Aslında üstünde durmak istediğim konu, Atatürkçü bulunduğunu ve onun prensip ve inkılaplarına bağlı olduklarını söyleyenlerin, Mustafa Kemal Atatürk düşmanlarına karşı aldıkları tavrın, Mustafa Kemal Atatürk düşmanlarından ayrımsız olduğudur.
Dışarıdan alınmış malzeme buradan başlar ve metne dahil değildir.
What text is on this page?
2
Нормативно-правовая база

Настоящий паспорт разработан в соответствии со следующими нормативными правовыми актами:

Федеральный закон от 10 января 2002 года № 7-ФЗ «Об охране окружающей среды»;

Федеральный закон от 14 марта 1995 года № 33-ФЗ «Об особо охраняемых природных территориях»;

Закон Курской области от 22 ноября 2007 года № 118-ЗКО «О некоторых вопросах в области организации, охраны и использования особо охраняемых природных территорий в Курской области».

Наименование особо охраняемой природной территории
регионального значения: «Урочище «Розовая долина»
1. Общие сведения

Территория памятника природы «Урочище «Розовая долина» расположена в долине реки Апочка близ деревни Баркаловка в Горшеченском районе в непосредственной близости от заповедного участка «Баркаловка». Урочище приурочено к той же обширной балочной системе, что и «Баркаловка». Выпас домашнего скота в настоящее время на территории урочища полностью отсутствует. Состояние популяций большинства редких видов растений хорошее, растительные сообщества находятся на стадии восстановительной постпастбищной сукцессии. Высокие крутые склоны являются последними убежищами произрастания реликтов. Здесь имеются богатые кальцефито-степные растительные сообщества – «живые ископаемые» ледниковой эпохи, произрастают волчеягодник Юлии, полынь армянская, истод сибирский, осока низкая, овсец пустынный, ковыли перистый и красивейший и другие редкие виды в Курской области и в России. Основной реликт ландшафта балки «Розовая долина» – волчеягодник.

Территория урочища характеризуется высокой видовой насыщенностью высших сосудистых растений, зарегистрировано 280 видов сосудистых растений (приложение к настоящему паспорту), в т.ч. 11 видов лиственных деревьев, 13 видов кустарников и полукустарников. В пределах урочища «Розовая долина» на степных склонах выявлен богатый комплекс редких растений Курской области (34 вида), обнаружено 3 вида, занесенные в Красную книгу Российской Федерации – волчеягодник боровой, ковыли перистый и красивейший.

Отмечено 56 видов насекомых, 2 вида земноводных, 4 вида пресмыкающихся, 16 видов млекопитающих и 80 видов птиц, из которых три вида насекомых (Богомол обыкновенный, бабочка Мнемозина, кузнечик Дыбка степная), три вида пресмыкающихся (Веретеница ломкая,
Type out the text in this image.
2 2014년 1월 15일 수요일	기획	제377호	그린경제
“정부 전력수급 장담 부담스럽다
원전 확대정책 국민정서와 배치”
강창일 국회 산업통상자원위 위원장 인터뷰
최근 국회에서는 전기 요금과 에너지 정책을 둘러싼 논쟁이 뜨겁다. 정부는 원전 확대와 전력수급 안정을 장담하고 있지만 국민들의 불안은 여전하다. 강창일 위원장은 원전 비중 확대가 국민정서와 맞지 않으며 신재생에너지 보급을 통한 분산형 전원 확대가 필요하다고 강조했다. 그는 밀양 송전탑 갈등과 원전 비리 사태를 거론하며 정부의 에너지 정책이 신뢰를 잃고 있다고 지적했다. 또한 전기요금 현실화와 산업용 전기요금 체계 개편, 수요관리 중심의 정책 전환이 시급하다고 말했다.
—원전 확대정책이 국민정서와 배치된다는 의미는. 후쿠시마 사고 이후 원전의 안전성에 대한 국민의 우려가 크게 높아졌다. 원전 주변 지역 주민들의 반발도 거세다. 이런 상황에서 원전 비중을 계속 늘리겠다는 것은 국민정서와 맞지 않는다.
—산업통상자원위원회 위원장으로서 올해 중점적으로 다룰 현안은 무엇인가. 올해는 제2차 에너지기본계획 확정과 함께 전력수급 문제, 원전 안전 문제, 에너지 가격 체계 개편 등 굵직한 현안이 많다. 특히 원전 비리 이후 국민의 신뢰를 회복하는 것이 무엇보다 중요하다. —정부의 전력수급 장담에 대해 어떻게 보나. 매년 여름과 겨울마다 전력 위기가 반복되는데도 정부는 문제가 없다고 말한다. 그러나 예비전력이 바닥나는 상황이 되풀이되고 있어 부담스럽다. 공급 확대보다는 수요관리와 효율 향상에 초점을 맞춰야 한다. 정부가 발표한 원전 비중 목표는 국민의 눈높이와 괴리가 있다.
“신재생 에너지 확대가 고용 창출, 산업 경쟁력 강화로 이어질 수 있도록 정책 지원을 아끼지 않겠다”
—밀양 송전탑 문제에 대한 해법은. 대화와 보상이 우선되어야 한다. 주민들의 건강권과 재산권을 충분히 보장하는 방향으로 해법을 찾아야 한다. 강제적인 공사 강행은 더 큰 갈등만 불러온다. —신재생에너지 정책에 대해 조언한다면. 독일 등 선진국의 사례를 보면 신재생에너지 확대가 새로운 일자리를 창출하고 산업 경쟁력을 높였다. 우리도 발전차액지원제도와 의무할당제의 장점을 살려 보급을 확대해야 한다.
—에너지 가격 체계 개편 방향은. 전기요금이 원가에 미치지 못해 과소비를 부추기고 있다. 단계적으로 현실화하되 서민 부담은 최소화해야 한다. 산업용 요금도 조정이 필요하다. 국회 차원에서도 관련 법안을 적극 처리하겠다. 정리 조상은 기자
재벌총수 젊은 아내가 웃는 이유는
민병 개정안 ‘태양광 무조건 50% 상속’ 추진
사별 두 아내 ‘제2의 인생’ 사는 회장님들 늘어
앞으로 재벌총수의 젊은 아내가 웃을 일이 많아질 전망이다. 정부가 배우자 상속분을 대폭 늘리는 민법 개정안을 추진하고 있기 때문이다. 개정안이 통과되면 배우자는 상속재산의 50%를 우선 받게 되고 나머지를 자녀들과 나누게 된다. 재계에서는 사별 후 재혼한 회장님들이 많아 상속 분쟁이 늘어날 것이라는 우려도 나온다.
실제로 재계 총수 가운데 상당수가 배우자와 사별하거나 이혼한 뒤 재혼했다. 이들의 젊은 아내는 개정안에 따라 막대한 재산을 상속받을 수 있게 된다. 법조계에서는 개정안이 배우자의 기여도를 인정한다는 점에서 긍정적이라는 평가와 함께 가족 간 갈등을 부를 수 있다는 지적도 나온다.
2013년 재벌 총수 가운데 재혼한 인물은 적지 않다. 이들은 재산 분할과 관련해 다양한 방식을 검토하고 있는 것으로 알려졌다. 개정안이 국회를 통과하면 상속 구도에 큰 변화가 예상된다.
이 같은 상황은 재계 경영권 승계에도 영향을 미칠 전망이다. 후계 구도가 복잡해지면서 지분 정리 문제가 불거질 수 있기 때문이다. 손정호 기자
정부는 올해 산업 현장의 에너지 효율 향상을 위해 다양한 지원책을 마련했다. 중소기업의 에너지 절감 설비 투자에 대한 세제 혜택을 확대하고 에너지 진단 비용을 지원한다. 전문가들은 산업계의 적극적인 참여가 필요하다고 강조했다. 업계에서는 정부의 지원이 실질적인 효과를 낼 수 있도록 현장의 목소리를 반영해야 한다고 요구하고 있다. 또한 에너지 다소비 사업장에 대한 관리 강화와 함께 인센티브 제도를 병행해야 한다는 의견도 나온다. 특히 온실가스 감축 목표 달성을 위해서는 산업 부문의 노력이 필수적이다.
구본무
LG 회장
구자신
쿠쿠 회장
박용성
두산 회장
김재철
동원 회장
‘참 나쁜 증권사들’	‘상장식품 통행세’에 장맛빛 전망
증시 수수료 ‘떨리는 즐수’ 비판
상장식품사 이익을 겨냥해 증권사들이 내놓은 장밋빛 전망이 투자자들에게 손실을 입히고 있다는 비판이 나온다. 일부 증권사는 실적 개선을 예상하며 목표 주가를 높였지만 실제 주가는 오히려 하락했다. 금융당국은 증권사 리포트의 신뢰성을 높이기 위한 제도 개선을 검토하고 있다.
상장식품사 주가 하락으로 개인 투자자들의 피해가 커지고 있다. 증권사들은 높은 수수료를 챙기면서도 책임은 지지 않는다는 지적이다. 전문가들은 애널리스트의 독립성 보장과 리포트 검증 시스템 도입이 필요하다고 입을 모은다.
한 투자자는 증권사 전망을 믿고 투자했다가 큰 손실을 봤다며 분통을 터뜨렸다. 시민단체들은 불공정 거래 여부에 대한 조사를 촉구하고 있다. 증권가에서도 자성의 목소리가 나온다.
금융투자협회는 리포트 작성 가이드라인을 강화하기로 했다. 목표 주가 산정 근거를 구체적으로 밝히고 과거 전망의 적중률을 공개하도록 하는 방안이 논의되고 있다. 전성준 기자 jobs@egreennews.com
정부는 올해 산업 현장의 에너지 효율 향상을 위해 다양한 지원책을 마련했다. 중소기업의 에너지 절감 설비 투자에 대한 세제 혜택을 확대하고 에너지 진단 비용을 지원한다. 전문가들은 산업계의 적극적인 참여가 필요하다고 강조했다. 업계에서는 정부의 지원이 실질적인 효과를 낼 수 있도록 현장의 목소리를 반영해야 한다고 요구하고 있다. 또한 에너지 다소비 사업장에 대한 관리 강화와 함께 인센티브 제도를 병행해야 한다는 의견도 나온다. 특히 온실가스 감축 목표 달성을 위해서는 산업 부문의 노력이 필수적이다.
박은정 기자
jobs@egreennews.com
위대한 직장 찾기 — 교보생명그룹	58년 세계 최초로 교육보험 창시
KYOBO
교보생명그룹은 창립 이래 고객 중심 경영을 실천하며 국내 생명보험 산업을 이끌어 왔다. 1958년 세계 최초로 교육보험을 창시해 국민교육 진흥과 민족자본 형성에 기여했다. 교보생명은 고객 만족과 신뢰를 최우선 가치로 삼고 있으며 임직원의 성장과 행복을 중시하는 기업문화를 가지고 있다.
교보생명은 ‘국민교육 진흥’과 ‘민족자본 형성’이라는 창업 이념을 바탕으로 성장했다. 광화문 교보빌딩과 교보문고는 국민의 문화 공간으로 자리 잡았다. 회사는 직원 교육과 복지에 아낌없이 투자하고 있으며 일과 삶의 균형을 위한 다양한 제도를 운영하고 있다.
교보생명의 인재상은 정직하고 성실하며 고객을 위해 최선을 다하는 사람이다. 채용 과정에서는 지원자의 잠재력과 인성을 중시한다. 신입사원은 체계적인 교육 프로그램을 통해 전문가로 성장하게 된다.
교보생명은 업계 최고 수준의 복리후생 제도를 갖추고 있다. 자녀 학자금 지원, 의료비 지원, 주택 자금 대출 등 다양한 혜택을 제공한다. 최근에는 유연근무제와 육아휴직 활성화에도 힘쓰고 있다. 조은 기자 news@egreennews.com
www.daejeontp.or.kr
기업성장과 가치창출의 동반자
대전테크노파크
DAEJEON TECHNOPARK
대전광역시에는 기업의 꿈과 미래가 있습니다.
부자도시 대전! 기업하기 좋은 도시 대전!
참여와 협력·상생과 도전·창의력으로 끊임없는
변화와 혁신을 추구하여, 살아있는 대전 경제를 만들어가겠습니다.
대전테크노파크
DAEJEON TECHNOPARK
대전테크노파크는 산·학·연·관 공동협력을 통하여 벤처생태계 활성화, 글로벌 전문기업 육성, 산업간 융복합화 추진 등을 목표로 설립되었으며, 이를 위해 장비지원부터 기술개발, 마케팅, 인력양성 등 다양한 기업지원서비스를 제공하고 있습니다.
Tek icra ettikleri şey, derhal karşı saldırıya geçmek, ilmi temelden mahrum kimi tezlerle, Mustafa Kemal Atatürk karşıtı tezleri çürütmeye çalışmak. Bunlar yanlış ve kifayetsiz şeylerdir oysa.

Bakınız habere göre; sözlerin sahibi Sabiha Gökçen’le bile görüşmüş, Afet İnan ve Mustafa Kemal Atatürk arasındaki ilişki ile alakalı. Peki Sabiha Gökçen kim? O da tıpkı Afet İnan şeklinde Mustafa Kemal Atatürk’ün içsel çocuğu olduğu söylenen bir hanım! “Olduğu söylenen” diyorum, belkide yarın öbürgün onun ile alakalı neler söyleyecekler! Zaten birtakım çevreler şimdiden başladılar, Savaş Pilotu olarak Dersim bombardımanına katılmış olduğu gerekçesiyle, isminin İstanbul’daki Havalimanı’ndan kaldırılması icap ettiğini dile getirmeye.



Yorum Gönder

0 Yorumlar
* Please Don't Spam Here. All the Comments are Reviewed by Admin.